Glastonbury comes to KT6...
- hopkinsonfrank
- Jul 10, 2016
- 3 min read
...but without the mud. It was our daughter’s 18th birthday and the lawn experienced the closest thing to Glastonbury it’s ever going to be subjected to. Loud music, seventy teenagers jumping up and down on it and the odd can of cider. Mercifully it came through the experience a lot better than Worthy Farm.

Our daughter’s birthday spree was planned some time in advance and because we had the space and her birthday was July, it seemed the obvious choice to have a party in the garden. A quick look on e.Bay reassured us that a large gazebo could be had for £65*. This would be much cheaper than hiring a venue.
With our own sound system and disco lights (the vestige of a 2010 staff party) we already had everything we needed for a disco explosion. Except a dance floor. Could they dance on the lawn? With a ridiculously high moss content our lawn certainly has a lot of spring in it. And as fans of the band Half Man Half Biscuit know: “the greatest surface under foot is springy turf”.
If we put on a whole load of grunge music they could try ‘mossing’ as well as ‘moshing’.
A drone photograph taken from above Langley Avenue would immediately show the difference in lawn quality up and down the road. On either side we have professionally-tended lawns, and the one to our left looks like it comes straight off the front of a lawn fertilizer advert. They spent a ton of money getting their garden redesigned and it looks spectacular.
Ours, on the other hand, has a 17-foot trampoline dragged across it once a month, suffers the installation of the wife’s heatwave deterrent every summer (a large inflatable swimming pool – once filled, watch those temperatures plunge) and played host to our dissembled log cabin for six months. Added to that it’s cut by an asthmatic lawnmower that cannot manage one complete stripe of the lawn without needing its box emptied.
So you have to say letting loose a bunch of teenagers on it wasn’t going to ruin its chances of getting into the National Gardens Scheme.
I’m happy to report that a lack of a dance floor didn’t ruin the fun. The only element that was likely to cause an upset was the imminent departure of the gazebo that was about as flimsy as a supermarket bag and showed signs of wanting to turn itself into a box kite. The merest hint of wind sent it billowing and straining at the inadequate guy ropes. In gusts the following day it did take off.

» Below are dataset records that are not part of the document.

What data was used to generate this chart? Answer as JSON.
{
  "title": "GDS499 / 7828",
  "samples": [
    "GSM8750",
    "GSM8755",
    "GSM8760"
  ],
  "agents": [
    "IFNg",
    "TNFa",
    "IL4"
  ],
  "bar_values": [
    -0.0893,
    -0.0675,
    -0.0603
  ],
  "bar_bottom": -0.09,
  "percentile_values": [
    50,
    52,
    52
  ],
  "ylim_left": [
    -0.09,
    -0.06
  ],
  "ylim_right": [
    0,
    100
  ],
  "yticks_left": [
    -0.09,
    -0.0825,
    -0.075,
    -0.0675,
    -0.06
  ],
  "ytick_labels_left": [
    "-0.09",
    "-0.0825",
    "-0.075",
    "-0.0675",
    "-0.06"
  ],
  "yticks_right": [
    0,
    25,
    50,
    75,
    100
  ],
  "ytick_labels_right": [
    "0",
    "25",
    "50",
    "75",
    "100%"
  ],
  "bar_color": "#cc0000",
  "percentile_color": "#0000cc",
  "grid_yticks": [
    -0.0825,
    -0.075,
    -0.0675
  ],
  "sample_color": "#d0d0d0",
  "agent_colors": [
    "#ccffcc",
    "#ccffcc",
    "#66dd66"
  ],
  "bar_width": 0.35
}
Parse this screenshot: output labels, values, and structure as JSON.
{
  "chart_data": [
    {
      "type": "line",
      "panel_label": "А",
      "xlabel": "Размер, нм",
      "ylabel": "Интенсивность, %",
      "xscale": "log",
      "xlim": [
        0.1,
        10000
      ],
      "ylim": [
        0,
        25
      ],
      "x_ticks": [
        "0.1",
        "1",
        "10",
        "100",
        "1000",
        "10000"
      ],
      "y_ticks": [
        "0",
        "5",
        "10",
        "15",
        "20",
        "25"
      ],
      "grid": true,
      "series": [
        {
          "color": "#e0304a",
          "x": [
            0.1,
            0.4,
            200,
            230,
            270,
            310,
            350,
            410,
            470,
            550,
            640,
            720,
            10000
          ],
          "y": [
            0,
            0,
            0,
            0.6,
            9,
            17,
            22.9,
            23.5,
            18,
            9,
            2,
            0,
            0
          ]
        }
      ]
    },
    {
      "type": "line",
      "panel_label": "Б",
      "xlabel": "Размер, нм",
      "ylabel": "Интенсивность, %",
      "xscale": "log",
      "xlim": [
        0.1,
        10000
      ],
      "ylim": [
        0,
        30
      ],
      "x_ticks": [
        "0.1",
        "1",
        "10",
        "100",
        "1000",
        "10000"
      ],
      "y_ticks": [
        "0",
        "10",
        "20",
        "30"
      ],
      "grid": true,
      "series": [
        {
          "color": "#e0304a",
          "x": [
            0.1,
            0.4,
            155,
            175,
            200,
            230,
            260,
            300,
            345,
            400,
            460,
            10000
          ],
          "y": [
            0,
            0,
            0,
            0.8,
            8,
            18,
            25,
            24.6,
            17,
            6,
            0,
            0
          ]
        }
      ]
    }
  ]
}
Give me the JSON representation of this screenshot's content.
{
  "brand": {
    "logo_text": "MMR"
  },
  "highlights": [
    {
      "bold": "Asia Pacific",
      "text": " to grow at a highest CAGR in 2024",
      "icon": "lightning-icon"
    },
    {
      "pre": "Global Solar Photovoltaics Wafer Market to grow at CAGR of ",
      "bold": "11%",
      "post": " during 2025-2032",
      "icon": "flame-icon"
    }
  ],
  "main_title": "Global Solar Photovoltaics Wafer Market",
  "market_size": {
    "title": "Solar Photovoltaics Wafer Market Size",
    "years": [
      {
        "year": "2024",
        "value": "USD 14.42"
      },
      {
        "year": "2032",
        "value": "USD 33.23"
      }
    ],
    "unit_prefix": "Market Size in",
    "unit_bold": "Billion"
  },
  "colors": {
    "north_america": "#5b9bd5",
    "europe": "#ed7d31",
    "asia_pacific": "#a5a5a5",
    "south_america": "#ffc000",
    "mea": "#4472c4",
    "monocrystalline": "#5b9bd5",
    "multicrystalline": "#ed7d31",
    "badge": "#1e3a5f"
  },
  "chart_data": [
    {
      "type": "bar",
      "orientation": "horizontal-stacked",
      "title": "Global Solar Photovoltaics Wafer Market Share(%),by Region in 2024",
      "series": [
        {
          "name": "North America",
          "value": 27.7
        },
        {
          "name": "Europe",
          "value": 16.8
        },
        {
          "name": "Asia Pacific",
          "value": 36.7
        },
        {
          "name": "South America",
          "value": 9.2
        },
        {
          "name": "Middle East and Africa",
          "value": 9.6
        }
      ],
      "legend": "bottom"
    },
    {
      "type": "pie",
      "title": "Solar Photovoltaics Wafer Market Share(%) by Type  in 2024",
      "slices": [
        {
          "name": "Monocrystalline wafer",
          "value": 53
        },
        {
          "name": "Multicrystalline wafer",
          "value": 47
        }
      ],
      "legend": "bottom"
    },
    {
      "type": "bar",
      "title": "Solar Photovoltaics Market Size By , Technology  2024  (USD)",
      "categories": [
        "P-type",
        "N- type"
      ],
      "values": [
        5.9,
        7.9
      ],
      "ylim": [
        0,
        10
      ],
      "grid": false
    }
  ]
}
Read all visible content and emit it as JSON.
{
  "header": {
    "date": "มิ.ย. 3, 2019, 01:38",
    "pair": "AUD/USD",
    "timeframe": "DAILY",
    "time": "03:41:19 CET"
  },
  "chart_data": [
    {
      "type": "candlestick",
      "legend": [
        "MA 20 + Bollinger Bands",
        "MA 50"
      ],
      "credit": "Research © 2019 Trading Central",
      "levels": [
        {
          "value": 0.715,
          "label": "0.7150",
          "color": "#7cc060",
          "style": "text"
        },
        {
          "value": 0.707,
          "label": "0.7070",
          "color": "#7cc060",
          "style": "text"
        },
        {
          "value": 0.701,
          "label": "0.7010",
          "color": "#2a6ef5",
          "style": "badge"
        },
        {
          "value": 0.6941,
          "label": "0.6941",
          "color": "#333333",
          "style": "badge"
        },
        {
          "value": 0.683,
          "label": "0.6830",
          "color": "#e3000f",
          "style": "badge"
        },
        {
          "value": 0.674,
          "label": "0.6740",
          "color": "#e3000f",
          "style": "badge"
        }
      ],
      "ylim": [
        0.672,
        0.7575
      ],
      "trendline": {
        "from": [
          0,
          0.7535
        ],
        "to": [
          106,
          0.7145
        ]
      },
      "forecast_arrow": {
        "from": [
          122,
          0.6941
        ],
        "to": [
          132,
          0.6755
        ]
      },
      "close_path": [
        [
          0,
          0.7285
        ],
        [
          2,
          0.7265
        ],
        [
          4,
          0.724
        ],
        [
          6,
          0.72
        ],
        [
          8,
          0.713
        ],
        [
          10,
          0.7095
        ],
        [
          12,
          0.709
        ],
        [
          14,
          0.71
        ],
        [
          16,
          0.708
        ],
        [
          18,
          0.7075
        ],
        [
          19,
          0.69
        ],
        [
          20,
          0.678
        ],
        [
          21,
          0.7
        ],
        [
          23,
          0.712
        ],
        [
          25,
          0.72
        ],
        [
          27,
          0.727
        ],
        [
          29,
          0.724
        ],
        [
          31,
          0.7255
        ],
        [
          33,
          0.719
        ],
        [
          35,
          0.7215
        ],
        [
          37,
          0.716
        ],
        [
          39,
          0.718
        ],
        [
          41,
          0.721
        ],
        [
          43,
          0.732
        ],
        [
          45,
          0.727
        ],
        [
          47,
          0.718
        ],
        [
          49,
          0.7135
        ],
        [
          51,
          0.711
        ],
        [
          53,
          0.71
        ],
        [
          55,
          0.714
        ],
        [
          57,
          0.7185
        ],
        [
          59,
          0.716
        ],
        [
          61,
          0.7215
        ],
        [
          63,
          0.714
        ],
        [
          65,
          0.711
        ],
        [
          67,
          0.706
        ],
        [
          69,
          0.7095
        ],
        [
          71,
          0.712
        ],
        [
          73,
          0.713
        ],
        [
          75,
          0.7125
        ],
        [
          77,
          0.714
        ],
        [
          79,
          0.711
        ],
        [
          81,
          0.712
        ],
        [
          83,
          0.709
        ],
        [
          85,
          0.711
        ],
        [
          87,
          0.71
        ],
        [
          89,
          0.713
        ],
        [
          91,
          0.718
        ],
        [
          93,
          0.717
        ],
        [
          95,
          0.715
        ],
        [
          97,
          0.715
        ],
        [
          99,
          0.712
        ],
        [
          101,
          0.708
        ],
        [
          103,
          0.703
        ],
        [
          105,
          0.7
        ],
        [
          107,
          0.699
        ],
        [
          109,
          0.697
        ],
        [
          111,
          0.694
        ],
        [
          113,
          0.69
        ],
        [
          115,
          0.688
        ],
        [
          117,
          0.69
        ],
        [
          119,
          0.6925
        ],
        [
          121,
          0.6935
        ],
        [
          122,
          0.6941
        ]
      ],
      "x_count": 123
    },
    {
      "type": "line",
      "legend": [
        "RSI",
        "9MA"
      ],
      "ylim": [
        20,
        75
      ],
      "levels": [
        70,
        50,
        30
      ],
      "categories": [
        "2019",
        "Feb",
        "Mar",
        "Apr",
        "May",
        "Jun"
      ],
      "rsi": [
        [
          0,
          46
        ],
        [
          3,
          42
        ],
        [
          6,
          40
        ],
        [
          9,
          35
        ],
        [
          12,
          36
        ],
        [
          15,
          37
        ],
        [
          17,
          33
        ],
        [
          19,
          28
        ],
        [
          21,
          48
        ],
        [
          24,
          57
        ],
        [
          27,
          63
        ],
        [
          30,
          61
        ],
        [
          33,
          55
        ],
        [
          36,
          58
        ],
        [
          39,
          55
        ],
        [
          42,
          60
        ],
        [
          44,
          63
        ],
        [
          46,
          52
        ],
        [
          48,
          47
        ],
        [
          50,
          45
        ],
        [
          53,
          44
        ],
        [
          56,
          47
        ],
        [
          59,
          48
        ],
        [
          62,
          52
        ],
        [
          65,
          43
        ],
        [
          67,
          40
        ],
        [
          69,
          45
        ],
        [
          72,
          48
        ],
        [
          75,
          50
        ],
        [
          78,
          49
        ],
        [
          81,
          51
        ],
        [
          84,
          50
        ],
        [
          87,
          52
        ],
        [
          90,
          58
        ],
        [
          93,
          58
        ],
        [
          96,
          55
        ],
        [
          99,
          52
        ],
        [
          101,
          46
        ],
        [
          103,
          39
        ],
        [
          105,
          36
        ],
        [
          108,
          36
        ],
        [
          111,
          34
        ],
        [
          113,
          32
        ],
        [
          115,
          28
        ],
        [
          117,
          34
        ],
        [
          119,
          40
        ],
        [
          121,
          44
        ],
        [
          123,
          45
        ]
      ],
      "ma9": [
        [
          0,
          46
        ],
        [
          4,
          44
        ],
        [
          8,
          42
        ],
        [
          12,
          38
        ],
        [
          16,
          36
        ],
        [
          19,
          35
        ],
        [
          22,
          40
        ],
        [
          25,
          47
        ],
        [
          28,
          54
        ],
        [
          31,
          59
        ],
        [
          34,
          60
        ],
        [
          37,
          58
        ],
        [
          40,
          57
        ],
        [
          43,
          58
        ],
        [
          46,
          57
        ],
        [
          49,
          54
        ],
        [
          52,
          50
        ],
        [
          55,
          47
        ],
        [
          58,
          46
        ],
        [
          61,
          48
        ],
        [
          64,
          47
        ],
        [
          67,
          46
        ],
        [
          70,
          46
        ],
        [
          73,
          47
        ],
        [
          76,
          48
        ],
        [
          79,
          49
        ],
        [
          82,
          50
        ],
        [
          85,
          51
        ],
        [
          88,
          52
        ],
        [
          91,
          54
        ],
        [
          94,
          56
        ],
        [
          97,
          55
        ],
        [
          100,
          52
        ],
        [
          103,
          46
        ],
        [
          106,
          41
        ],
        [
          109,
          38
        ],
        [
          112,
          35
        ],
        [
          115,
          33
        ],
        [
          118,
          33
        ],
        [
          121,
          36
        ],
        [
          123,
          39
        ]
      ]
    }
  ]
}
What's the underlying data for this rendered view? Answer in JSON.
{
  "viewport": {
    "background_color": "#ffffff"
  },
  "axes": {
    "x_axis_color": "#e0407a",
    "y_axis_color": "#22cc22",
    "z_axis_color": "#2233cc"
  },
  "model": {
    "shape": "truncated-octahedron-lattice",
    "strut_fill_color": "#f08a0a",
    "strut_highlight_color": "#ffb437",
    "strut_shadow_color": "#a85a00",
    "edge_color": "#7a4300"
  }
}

In Surbiton we are not that far away from the Heathrow flightpath and it would have been the ultimate embarrassment to have planes diverted because of my daughter’s airborne 18th birthday gazebo. As it was, we got off with no serious incident at all, it was a wonderful occasion.
The grass now resembles a Wimbledon tennis court baseline in Week 2, but I have every confidence that it will recover as we’ve thrown much worse at it. Who knows? Sixty teenagers jumping up and down to The Killers’ ‘Mr Brightside’ might have got rid of the moss for good. In which case we might have to schedule a ‘going-off-to-University party’ pretty soon.
*NEVER buy one of these if you are expecting a wind speed of 10mph or more.